Воины настигли врагов среди равнины. И грянул бой!..
С холма Теряев наблюдал тревогу и волненье битвы, предвидя гибель и победу.
Коварные колонизаторы безславно бежали с поля боя, бросая пленников, трофеи и раненых товарищей.
– Но близок, близок миг победы, – закричал Теряев, —
Ура! Мы ломим; гнутся шведы.
О, славный час! О славный вид!
Ещё напор – и враг бежит…
* * *
…Теряев стоял уже не на песчаном холме знойной Африки, а в Москве, в школе, в мальчишеской уборной. Ученики первого и второго классов восторженно слушали его.
Теряев говорил:
– И следом конница пустилась,
Убийством тупятся мечи,
И падшими вся степь покрылась,
Как роем черной саранчи…
– И всё ты врешь! – сказал рослый восьмиклассник, куривший у замазанного наполовину белой краской окна. Он курил сигареты без фильтра и иногда сплёвывал на пол попавший в рот табак.
– Курить надо меньше, – сказал Теряев.
– А у нас математичка курит, – захихикал вертлявый шестиклассник, списывавший на подоконнике домашнее задание.
– У нее личная жизнь рухнула, – объяснил восьмиклассник. – Я сам слышал, как секретарша сказала директорше, что математичку физик бросил, и она махнула на себя рукой. А ты, Теряев, если не врёшь, объясни, как это ты был в Африке и такой незагорелый вернулся?
– А Теряев – он и в Африке Теряев, – захихикал вертлявый шестиклассник.
Все с ожиданием посмотрели на Теряева.
– Это потому, – сказал всем Теряев, – что в Африке летом загорать нельзя. Это вам не какой-нибудь Крым. В Африке слишком интенсивное солнечное излучение. Если бы не излучение, я бы позагорал. А там мне всё лето пришлось ходить в бубу.

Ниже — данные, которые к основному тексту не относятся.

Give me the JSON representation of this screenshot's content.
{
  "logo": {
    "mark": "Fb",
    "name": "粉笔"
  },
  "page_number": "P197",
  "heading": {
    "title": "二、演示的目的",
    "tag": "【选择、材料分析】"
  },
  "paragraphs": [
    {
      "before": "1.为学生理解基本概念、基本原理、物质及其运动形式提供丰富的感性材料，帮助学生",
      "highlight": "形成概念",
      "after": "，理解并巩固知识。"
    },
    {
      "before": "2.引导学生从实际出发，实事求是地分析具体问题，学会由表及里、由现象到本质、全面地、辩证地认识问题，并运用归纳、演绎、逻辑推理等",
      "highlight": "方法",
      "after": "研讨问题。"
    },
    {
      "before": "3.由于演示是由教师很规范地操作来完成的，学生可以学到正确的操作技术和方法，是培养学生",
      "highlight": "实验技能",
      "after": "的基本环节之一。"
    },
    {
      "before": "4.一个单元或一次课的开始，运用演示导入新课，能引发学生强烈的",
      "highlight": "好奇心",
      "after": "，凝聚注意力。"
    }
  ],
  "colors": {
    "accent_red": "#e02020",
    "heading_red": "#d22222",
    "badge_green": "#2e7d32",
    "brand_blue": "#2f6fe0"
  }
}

– В чём? – поднял голову шестиклассник.
Но тут дверь уборной скрипнула, и женский голос сказал:
– Мальчики, вы что, звонка не слышали?
– Сейчас, Марь-Максимна, – страдающий голосом отозвался шестиклассник, шумно разрывая на части тетрадный лист.
А Теряев с грохотом спустил воду в унитазе.
– Извини, – сказала учительница и закрыла дверь.
– Бубу, – объяснил Теряев, – это такая одежда – просторные штаны и рубаха. Даже мою сестрёнку, и ту приходилось одевать в бубу. У меня в Африке есть сестрёнка. Страшно меня любит. Мы с ней всегда вместе гуляли. И вот однажды гуляем мы в тропиках и видим…
…Теряев, одетый в бубу, гулял в джунглях с сестренкой. Он нёс ее на руках. Иногда останавливался, чтобы показать ей особенно красивый цветок или особенно красивую бабочку на цветке.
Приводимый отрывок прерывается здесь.